Coming back from working on a Red Oak score, I saw some tree guys cutting down a couple. I'm going back to get some Silver Maple, which I know dries quickly, as soon as I unload the trailer. They were taking a lot of the Silver back to the shop to make mulch, but they let me have some. They are also cutting a Hackberry. Anyone know if that would dry as quickly as soft Maple? If so, I'll get some of that too. Thanks in advance!


----------



## The Beagler (Apr 22, 2013)

Give it a year & you'll be fine.  It's good wood.  Takes a little longer to dry than silver maple.


----------



## Woody Stover (Apr 22, 2013)

Thanks! I had a pretty full trailer with just the Silver, passed on the Hack. I've got quite a bit of dead Ash to get, and figured for about the same drying time as the Hack I'll get a little more BTU. There's quite a bit of Hack here, so I'll get to try it at some point.


----------



## Ralphie Boy (Apr 23, 2013)

You'll like hackberry. Good heat and good long burn times. For wood that burns as well as it does it will rot fairly quickly if left on the ground.


----------



## lukem (Apr 23, 2013)

Hackberry is just about like elm in all regards (drying, splitting, burning).


----------



## Woody Stover (Apr 23, 2013)

Ralphie Boy said:


> For wood that burns as well as it does it will rot fairly quickly if left on the ground.

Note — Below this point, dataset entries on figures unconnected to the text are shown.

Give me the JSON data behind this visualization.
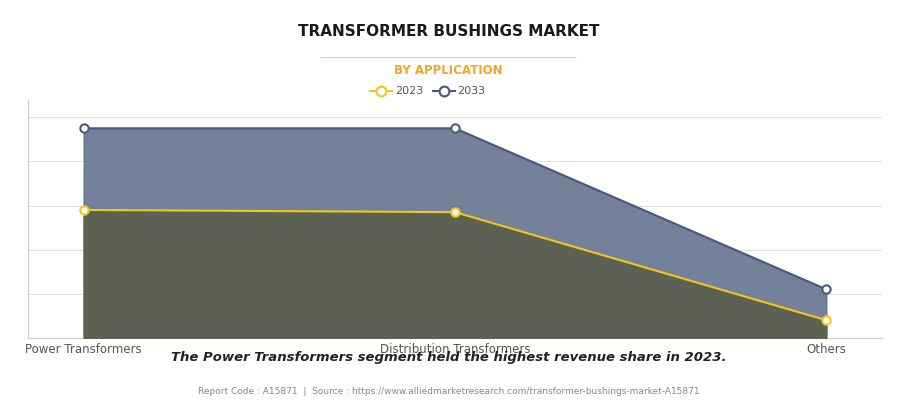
{
  "title": "TRANSFORMER BUSHINGS MARKET",
  "subtitle": "BY APPLICATION",
  "categories": [
    "Power Transformers",
    "Distribution Transformers",
    "Others"
  ],
  "series_2033": [
    0.95,
    0.95,
    0.22
  ],
  "series_2023": [
    0.58,
    0.57,
    0.08
  ],
  "color_2033_fill": "#5b6b8a",
  "color_2033_line": "#4a5a7a",
  "color_2023_line": "#f5c518",
  "color_2023_marker": "#f5c518",
  "color_2033_marker": "#4a5a7a",
  "background": "#ffffff",
  "grid_color": "#e0e0e0",
  "annotation": "The Power Transformers segment held the highest revenue share in 2023.",
  "footnote": "Report Code : A15871  |  Source : https://www.alliedmarketresearch.com/transformer-bushings-market-A15871",
  "subtitle_color": "#f5a623",
  "title_color": "#1a1a1a",
  "legend_2023_label": "2023",
  "legend_2033_label": "2033"
}
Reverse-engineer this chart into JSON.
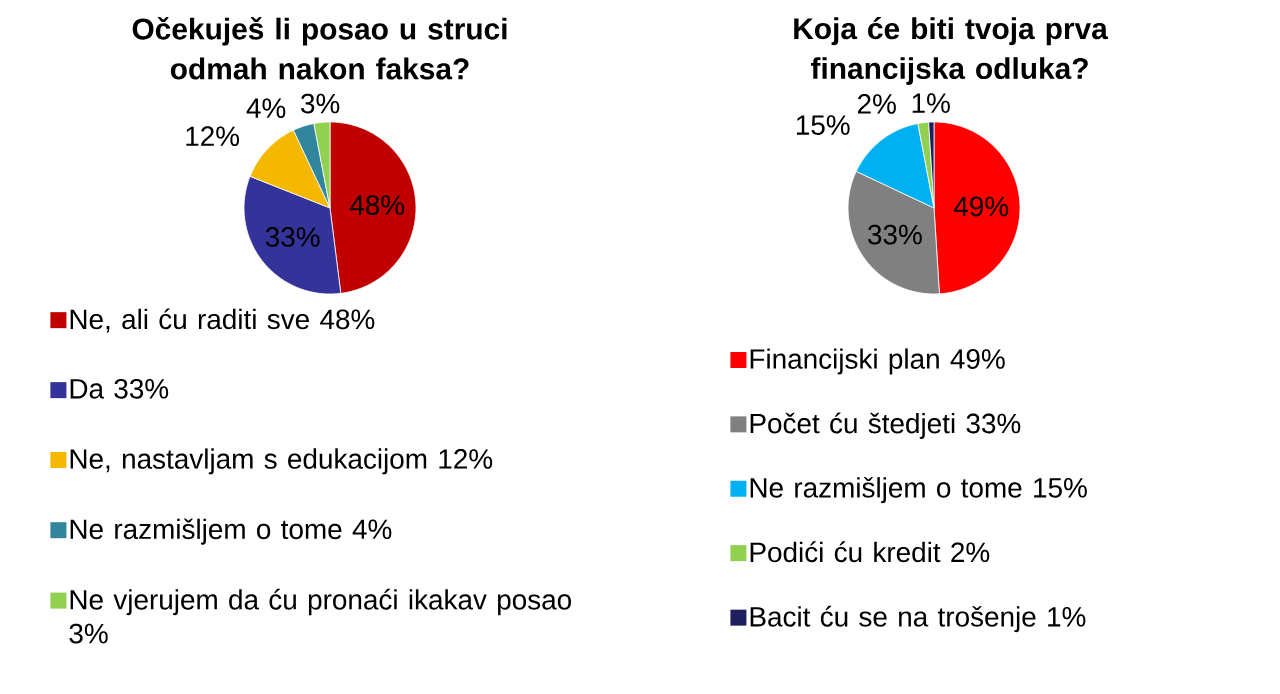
{
  "chart_data": [
    {
      "type": "pie",
      "title": "Očekuješ li posao u struci odmah nakon faksa?",
      "categories": [
        "Ne, ali ću raditi sve 48%",
        "Da 33%",
        "Ne, nastavljam s edukacijom 12%",
        "Ne razmišljem o tome 4%",
        "Ne vjerujem da ću pronaći ikakav posao 3%"
      ],
      "values": [
        48,
        33,
        12,
        4,
        3
      ],
      "value_labels": [
        "48%",
        "33%",
        "12%",
        "4%",
        "3%"
      ],
      "colors": [
        "#c00000",
        "#333399",
        "#f5b800",
        "#31859c",
        "#92d050"
      ],
      "legend": "bottom"
    },
    {
      "type": "pie",
      "title": "Koja će biti tvoja prva financijska odluka?",
      "categories": [
        "Financijski plan 49%",
        "Počet ću štedjeti 33%",
        "Ne razmišljem o tome 15%",
        "Podići ću kredit 2%",
        "Bacit ću se na trošenje 1%"
      ],
      "values": [
        49,
        33,
        15,
        2,
        1
      ],
      "value_labels": [
        "49%",
        "33%",
        "15%",
        "2%",
        "1%"
      ],
      "colors": [
        "#ff0000",
        "#808080",
        "#00b0f0",
        "#92d050",
        "#1f1f5f"
      ],
      "legend": "bottom"
    }
  ]
}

OK, I'll keep that in mind.
I know someone burned a bunch of Hack this winter...was that you, Ralphie?


lukem said:


> Hackberry is just about like elm in all regards (drying, splitting, burning).


Seems I've heard some folks say two years on Elm?


----------



## Ralphie Boy (Apr 23, 2013)

Woody Stover said:


> I know someone burned a bunch of Hack this winter...was that you, Ralphie?


 
Yep, burned about 3/4 cord this year. I've about a cord for next year. Real common around these parts, however the last burnable one on my property is split and stacked for next year...or maybe the year after. Ash is still most common for me.


----------



## Woody Stover (Apr 23, 2013)

Ralphie Boy said:


> Ash is still most common for me.


It's one of the most common here, too. I'm dreading the arrival of that nasty borer; It's going to change the woods, for sure.


----------



## Ralphie Boy (Apr 23, 2013)

Woody Stover said:


> I'm dreading the arrival of that nasty borer


 
That bug is exactly why I have so much ash to burn.


----------



## Wingman (Apr 24, 2013)

I had both silver and hackberry seasoned a year and a half and really like the hackberry.  I would love to get some more.


----------